Un ejemplo particularmente torpe de la imaginación como un fenómeno irracional o fuera de control se da en una escena en la que un Tolkien borracho, despechado por una noticia capaz de derrumbar a cualquier enamorado, irrumpe en el jardín del dormitorio del profesorado universitario, en plena noche oxoniense, para despertar a sus maestros con una diatriba en lenguas semi-inventadas. El episodio habría funcionado como un momento de comprensible patetismo si no hubiera culminado con el joven estudiante, de cara al cielo nocturno, contemplando una estrella y repitiendo en clave delirante los versos de un poema muy querido para el Tolkien histórico, en el cual se habla de Earendel “el más brillante entre todos los ángeles / enviado sobre los hombres en la Tierra Media” y que serviría de punto de partida para una de las tres leyendas principales de El Silmarillion. No estoy seguro de que “Tollers” se hubiera sentido cómodo con la manera en que los guionistas eligieron presentar esos versos al espectador, más si se tiene en cuenta que se trataba de un poema religioso y que Tolkien, probablemente, encontró en un contexto muy distinto.

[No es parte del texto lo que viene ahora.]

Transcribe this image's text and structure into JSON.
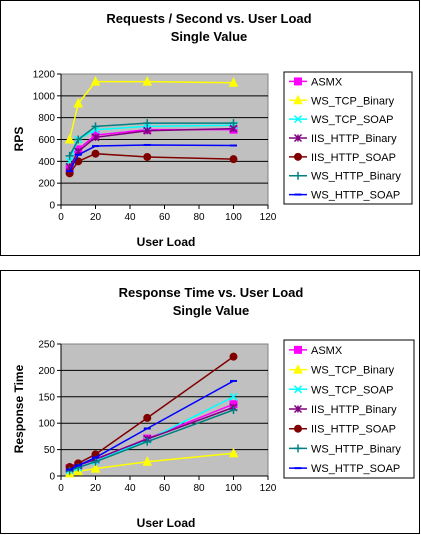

Lo anterior, no obstante, es conjetura. Mi propósito, por cierto, nunca ha sido alegar a favor o en contra de la historicidad de la película. Este tema ha sido y seguirá siendo tratado por gente mucho más capacitada que yo para evaluar los méritos históricos de la producción. Lo que más me ha llamado la atención de Tolkien es, para bien y para mal, los discursos que ha intentado entretejer alrededor de la compleja relación entre un autor y la obra que ha concebido. En ese ámbito, el discurso que la película teje en torno a Tolkien y los miembros de la T.C.B.S. no va mucho más allá de lo acostumbrado, presentándonos a un escritor fundamentalmente luminoso, carente de las tensiones y contradicciones en cuyo balance se sostiene la feliz tristeza de los elfos. Lo mismo ocurre con los intentos de representar la imaginación y el mundo interno del autor. Tolkien tiene buenas intenciones y se adjudica varias victorias de las que no pude hablar en esta oportunidad, pero la sutileza (o la elegancia) no es una de ellas.